Adopté à l’unanimité (FSU, FO, UNSA)

  • Avis masques FFP2, déposé par FO et soumis au vote (rappelons que les masques FFP2 sont les seuls reconnus par le Code du Travail et dont l’efficacité sanitaire est effective) :

Considérant que les masques chirurgicaux et les masques barrières ne sont pas reconnus comme équipements de protection individuels par le code du travail, le CHSCT M demande la mise à disposition de tous les personnels amenés à fréquenter un service ou un établissement scolaire, de masques FFP2. Par ailleurs, le CHSCT M demande à être informé au plus vite du nombre de masques à disposition, de leur type et de leurs lieux de mise à disposition.

Pour : FO
Contre : FSU
Abstention : UNSA

  • Avis télétravail, déposé par FO et soumis au vote :

Considérant les conséquences constatées du télétravail sur les personnels contraints d’y avoir recours tant dans le cadre de la continuité administrative que pédagogique, le CHSCTM demande l’application des dispositions du décret 2016-151, notamment la prise en charge des frais et équipements. Le CHSCT M demande également que des mesures soient prises sur tous les risques professionnels liés à l’exercice du télétravail : troubles musculo-squelettiques, troubles RPS. (diffusion d’informations, mise en place de formation conformément aux article L.4141-1 et suivants du code du travail).

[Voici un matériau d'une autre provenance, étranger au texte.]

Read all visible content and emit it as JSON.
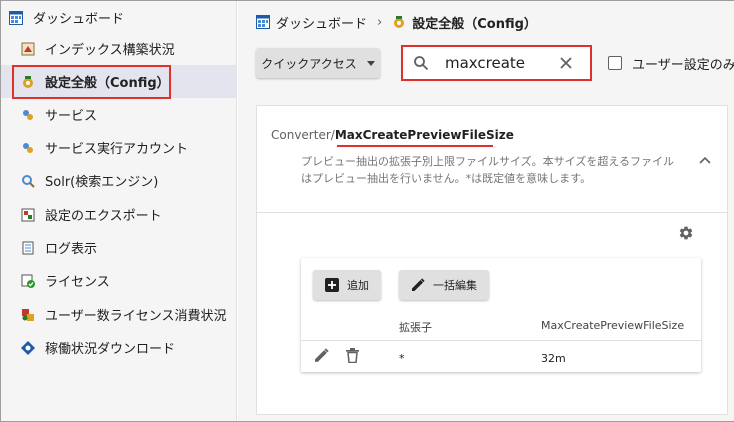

Il demande qu’un travail spécifique sur le sujet soit mis en œuvre dans les plus brefs délais.

Pour : FO
Contre : FSU
Abstention : UNSA

  • Avis titularisation des stagiaires, déposé par FO et soumis au vote :

Considérant que la carrière des personnels ne saurait être impactée par la crise sanitaire actuelle, considérant que les fonctionnaires-stagiaires ont travaillé comme tous les personnels, faisant preuve comme tous les personnels d’un dévouement sans pareil, malgré les conditions et les incertitudes qui pèsent sur eux, le CHSCT M demande que les titularisations de ces collègues soient prononcées en juillet, sans aucun retard au 1er septembre 2020.

Pour : FO, UNSA
Contre : FSU

CHS-CT Académique du 30 avril 2020

  • Avis pour la protection sanitaire des personnels déposé par FO :

Pour nos organisations syndicales de l’Académie de Rennes, aucune réouverture des établissements ne peut avoir lieu sans que soient effectués préalablement le dépistage systématique et généralisé des personnels et des élèves, les conditions d’application des gestes barrières, la distribution gratuite de masques protecteurs de type FFP2, reconnus par le code du Travail, la désinfection quotidienne des locaux et du matériel, en respect de l’avis présenté au CHS-CT Ministériel du 3 avril 2020, voté par FO et la FSU.

Pour : FO
Contre : FSU (1)
Abstention : FSU (3), UNSA, SGEN-CDFT

  • Avis présenté par la FSU :
Dans le contexte de circulation toujours active du COVID-19, le CHS-CTA de l’académie de Rennes demande qu’un protocole strict garantissant la sécurité des personnels et des élèves soit élaboré et mis en œuvre en préalable à toute rentrée des élèves et des personnels. A ce stade, envisager une reprise des élèves des écoles maternelles et élémentaires la semaine du 11 mai apparaît prématuré. 
 
Pour : FSU, UNSA, SGEN-CFDT.
Abstention : FO
Pourquoi FO s’est-elle abstenue ? Tout simplement parce que voter en faveur d’un protocole sans la revendication des masques FFP2, sans le dépistage systématique et généralisé des personnels et élèves, sans la garantie de désinfection des locaux (comme le demande l’avis de FO),  c’est très exactement ce que le ministère a préparé : des gestes barrières inapplicables dans les établissements, des masques qui protègent l’entourage mais pas les personnels qui les portent, des consignes de désinfection sans aucun contrôle. FO ne peut pas donner de chèque en blanc à l’administration
 

CHS-CT Départemental du 30 avril 2020

  • Avis pour la protection sanitaire des personnels déposé par FO :

Pour nous, organisations syndicales représentatives des personnels au CHS-CT D 35, aucune réouverture des établissements ne peut avoir lieu sans que soit :
– Effectué préalablement le dépistage systématique et généralisé des personnels et des élèves.
– Précisé préalablement les conditions d’application des gestes barrières.
– Distribué gratuitement des masques protecteurs de type FFP2, seul type de masque reconnu par le code du Travail.
– Désinfecté quotidiennement les locaux et les matériels.